Towards the end, Paula’s father is presented agreeing with her point of view (Olomos, 2006). Although things have escalated after Robert leads the arrests of students and Sal, her father advises her not to give up her fight at this stage. The students are framed with conspiracy charges and would have served a long jail term were it not for her courage. She defies Robert and leads a crowd to protests outside that prison, coercing the authorities to submit to their demands. By confirming that Paula has swayed her father to agree to her cause, albeit perilous, indicated that she is a strong woman capable of influencing the larger community on top of her fellow students. The portrayal of her as strong-willed against diverse harsh forces is a further highlight of alliance with feminist ideals. 

Social identity issues varied over region and time.
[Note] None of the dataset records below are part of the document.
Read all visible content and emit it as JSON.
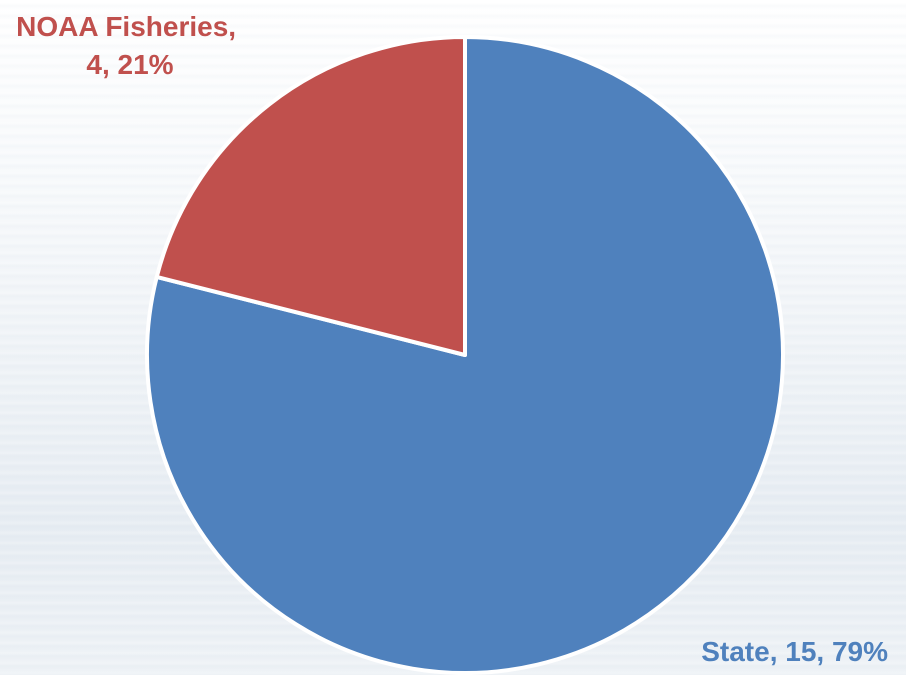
{
  "chart_data": {
    "type": "pie",
    "title": "",
    "slices": [
      {
        "category": "State",
        "value": 15,
        "percent": "79%",
        "label_line1": "State, 15, 79%",
        "color": "#4F81BD",
        "label_color": "#4F81BD"
      },
      {
        "category": "NOAA Fisheries",
        "value": 4,
        "percent": "21%",
        "label_line1": "NOAA Fisheries,",
        "label_line2": "4, 21%",
        "color": "#C0504D",
        "label_color": "#C0504D"
      }
    ],
    "start_angle": "12 o'clock, clockwise",
    "legend": "none"
  }
}
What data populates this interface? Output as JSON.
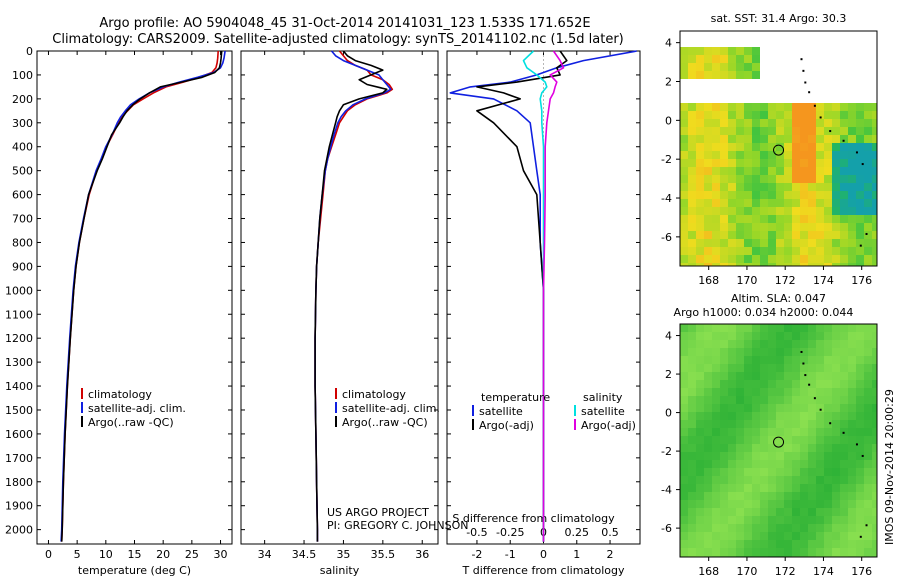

Paula represents the young women growing up in Los Angeles where skin color and language are the major factors that trigger discrimination. Hurtado makes the observation that dealing with racial issues in the Midwest was a serious problem as opposed to other states such as Texas where almost everybody spoke Spanish. Hurtado stresses that as a girl, she was faced with more serious problems that the boys of Mexican descent she went to school with. This indeed emphasizes that sexuality is an issue and further confirms that the use of a female protagonist is aimed at perpetuating feminist ideals. Paula’s triumph sends a voice to the girls trapped in gender and racial issues that they have an obligation, albeit tough, to demand better treatment. Time as a factor, on the other hand, reveals that over time the Chicana/o movement makes adjustments to accommodate change. In the film, Paula moves from organizing walkouts to street protests and eventually confronting the law enforcers to release the arrested members. The arrangement highlights an escalation of resistance to a level of a fearless showdown. There is an indication that Paula and her group are fed up with the ugly incidences that plague them and will stop at nothing until their issues are addressed. 
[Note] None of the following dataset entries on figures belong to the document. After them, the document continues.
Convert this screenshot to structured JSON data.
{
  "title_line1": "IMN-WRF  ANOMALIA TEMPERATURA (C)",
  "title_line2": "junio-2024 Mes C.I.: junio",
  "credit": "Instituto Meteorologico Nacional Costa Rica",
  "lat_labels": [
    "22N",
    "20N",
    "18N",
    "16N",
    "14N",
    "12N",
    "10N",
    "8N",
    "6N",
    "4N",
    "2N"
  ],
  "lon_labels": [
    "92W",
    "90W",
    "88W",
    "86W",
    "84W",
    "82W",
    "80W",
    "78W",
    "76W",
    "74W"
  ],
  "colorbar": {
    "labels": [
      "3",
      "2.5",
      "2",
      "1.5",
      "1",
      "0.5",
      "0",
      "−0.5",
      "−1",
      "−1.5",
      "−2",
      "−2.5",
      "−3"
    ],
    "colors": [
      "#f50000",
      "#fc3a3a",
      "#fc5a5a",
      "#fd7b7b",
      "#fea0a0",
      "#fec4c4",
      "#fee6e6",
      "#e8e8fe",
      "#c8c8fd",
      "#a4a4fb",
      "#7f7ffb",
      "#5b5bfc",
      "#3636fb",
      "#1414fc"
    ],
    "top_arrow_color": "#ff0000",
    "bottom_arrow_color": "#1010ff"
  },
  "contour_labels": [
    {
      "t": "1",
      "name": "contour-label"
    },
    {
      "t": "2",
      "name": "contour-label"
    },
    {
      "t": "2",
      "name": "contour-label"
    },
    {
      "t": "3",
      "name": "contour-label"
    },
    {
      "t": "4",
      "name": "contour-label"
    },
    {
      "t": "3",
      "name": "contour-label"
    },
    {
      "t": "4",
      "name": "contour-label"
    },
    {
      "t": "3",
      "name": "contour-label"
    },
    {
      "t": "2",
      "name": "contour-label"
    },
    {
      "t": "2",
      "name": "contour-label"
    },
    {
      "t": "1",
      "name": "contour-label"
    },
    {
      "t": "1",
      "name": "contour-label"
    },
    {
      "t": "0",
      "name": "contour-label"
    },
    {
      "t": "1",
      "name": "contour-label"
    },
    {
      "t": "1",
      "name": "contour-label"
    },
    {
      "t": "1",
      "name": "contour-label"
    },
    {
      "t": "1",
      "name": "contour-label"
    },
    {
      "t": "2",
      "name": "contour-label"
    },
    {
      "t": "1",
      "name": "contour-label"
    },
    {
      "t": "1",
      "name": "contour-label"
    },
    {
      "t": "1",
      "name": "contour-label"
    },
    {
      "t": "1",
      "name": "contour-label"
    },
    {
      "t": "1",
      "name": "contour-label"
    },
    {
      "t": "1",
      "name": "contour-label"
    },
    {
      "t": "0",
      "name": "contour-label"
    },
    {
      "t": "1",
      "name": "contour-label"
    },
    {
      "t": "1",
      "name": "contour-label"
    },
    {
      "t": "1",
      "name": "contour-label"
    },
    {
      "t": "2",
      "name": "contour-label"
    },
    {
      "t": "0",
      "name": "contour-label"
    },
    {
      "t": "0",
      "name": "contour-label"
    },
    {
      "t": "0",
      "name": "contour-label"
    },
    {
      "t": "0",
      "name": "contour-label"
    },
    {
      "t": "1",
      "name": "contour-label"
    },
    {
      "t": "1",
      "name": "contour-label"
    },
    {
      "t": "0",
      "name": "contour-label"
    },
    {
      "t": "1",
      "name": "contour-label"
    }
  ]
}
Class has also been discussed as a factor in the Chicana/o struggle. The Mexican Americans in the fight for identity are from poor backgrounds, a thing that heightens their resistance. The students are discouraged from taking their studies seriously a thing that reminds them they have been condemned to the lowest status in the society. Their parents do menial jobs such as farm work thereby confirming that the discrimination directed to them is aimed at disillusioning them. Hurtado proves that even the Chicana/o members in the teaching profession were also discriminated be coworkers. In the long run, there emerges a group which feels that it has got nothing to lose and everything to gain from their opposition. 

In conclusion, Walkout is a feminist based film that chronicles the mid-twentieth-century struggle of the Mexican Americans against the multifaceted discrimination in social circles. The film highlights the woman’s role in the society and her determination to speak her voice in a male dominated world. Since there are issues that directly affect the female gender, the role of the woman in a sole battle for her liberation is communicated in the character of Paula. A study of the related issues that affected Mexican Americans in the Midwest reveals that indeed the woman in this community was deeply affected by the underlying issues (Hurtado and Gurin, 2004). The film then can be seen as a tribute to the woman who defied odds to participate in the struggle. It also showcases the fruitful outcome that the parties against discrimination pride in, especially the feminist radicals. Lastly, the film reveals a diligent search and realization of social identity among the Mexican American minorities. 


Hurtado, A and Gurin, P. (2004). Chicana/o Identity in a Changing U.S. Society. Tucson. Arizona University Press.